Кузя фыркнул и удалился.

Увлеченные делом, мы не сразу заметили подошедшего к нам Уточкина.

– Живо уберите свою игрушку и верните тележку на место, – строго сказал он. – Нашли забаву!

Из‑за спины Уточкина выглянула ехидная физиономия Кузи‑барабанщика:

– Ну что, съели, секретчики‑ракетчики?

Осмелев, Кузя вплотную подошел к тележке и что было сил рванул ее на себя.

Ракета скатилась на асфальт. Из нее посыпались серые карбидные камушки.

– Ай‑яй‑яй! – воскликнул Уточкин и подобрал карбид. – Плохое развлечение. Есть еще? Нету?
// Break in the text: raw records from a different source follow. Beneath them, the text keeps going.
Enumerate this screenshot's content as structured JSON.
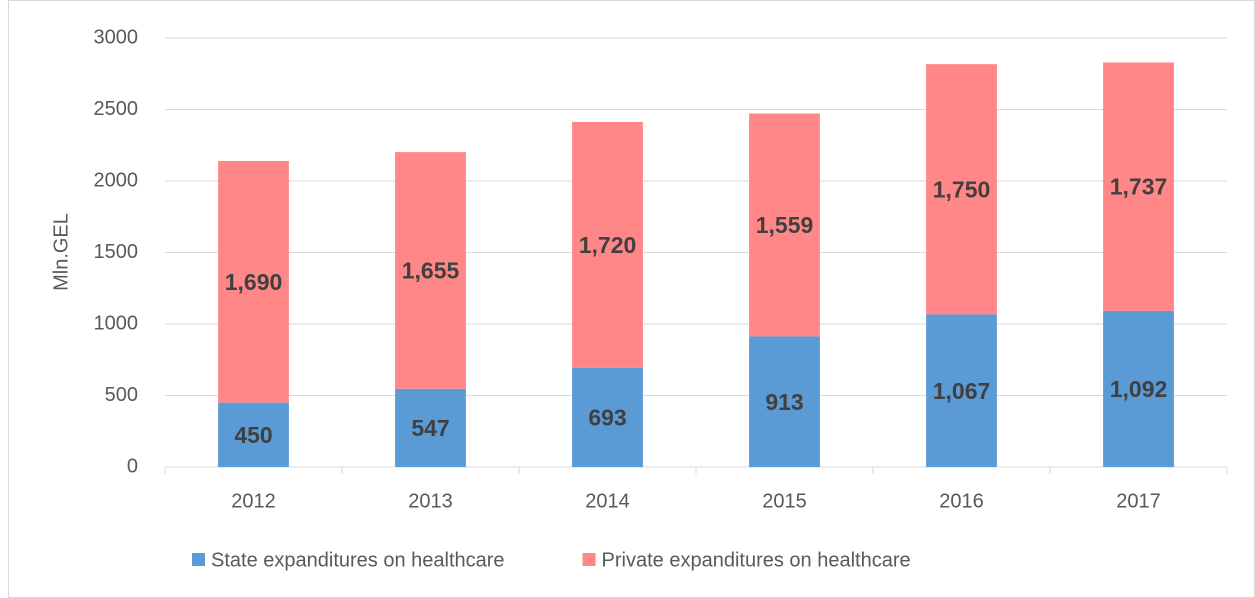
{
  "chart_data": {
    "type": "stacked_bar",
    "y_axis_label": "Mln.GEL",
    "categories": [
      "2012",
      "2013",
      "2014",
      "2015",
      "2016",
      "2017"
    ],
    "series": [
      {
        "name": "State expanditures on healthcare",
        "color": "#5b9bd5",
        "values": [
          450,
          547,
          693,
          913,
          1067,
          1092
        ],
        "value_labels": [
          "450",
          "547",
          "693",
          "913",
          "1,067",
          "1,092"
        ]
      },
      {
        "name": "Private expanditures on healthcare",
        "color": "#ff8787",
        "values": [
          1690,
          1655,
          1720,
          1559,
          1750,
          1737
        ],
        "value_labels": [
          "1,690",
          "1,655",
          "1,720",
          "1,559",
          "1,750",
          "1,737"
        ]
      }
    ],
    "ylim": [
      0,
      3000
    ],
    "yticks": [
      0,
      500,
      1000,
      1500,
      2000,
      2500,
      3000
    ],
    "grid": true,
    "legend": "bottom"
  }
}
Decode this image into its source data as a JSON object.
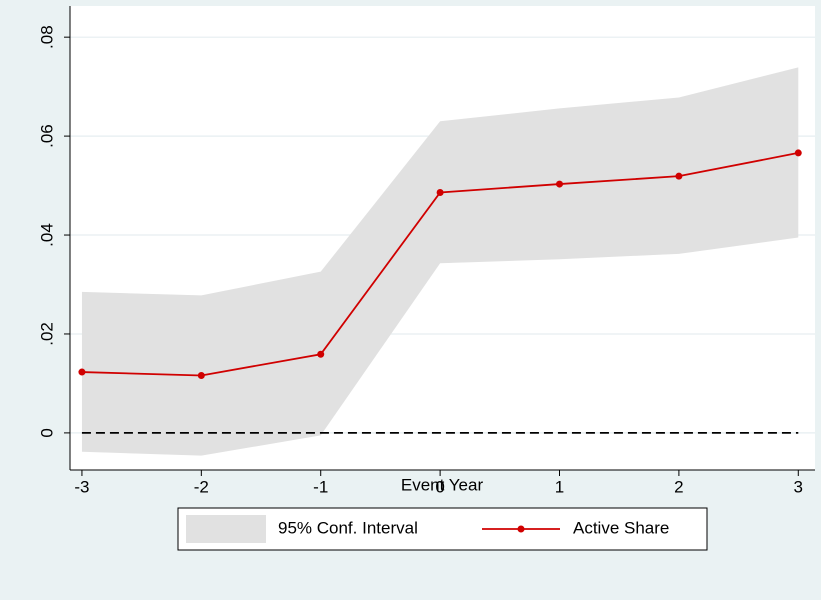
{
  "chart_data": {
    "type": "line",
    "x": [
      -3,
      -2,
      -1,
      0,
      1,
      2,
      3
    ],
    "x_label": "Event Year",
    "xlim": [
      -3.1,
      3.14
    ],
    "xticks": [
      -3,
      -2,
      -1,
      0,
      1,
      2,
      3
    ],
    "ylim": [
      -0.0075,
      0.0863
    ],
    "yticks": [
      0,
      {
        "value": 0.02,
        "label": ".02"
      },
      {
        "value": 0.04,
        "label": ".04"
      },
      {
        "value": 0.06,
        "label": ".06"
      },
      {
        "value": 0.08,
        "label": ".08"
      }
    ],
    "grid": true,
    "hline": 0,
    "legend": "bottom",
    "series": [
      {
        "name": "95% Conf. Interval",
        "type": "area",
        "color": "#e1e1e1",
        "upper": [
          0.0285,
          0.0278,
          0.0326,
          0.063,
          0.0656,
          0.0678,
          0.0739
        ],
        "lower": [
          -0.0038,
          -0.0046,
          -0.0005,
          0.0343,
          0.0351,
          0.0362,
          0.0395
        ]
      },
      {
        "name": "Active Share",
        "type": "line",
        "color": "#d00000",
        "values": [
          0.0123,
          0.0116,
          0.0159,
          0.0486,
          0.0503,
          0.0519,
          0.0566
        ]
      }
    ]
  }
}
Смотрите у меня!

Уточкин аккуратно завернул в бумажку Женькины сокровища и опустил сверток в карман.

– А теперь немедленно увозите тележку, – сказал он и ушел.

– Ах ты, предатель! – воскликнул Женька и двинулся на Кузю.

Но тот проворно отскочил в сторону и задал такого стрекача, что мы только рты поразевали: Кузя несся с быстротой антилопы.

Остановившись у входа в школу, он крикнул нам:

– Дураки!

И скрылся в помещении.

Женька нехотя потащил тележку к продуктовому магазину, а нам велел не спускать глаз со школы: Кузю, мол, надо подстеречь и всыпать ему как следует!

Оставшись на площадке, мы невольно стали присматриваться к тому, что здесь происходило.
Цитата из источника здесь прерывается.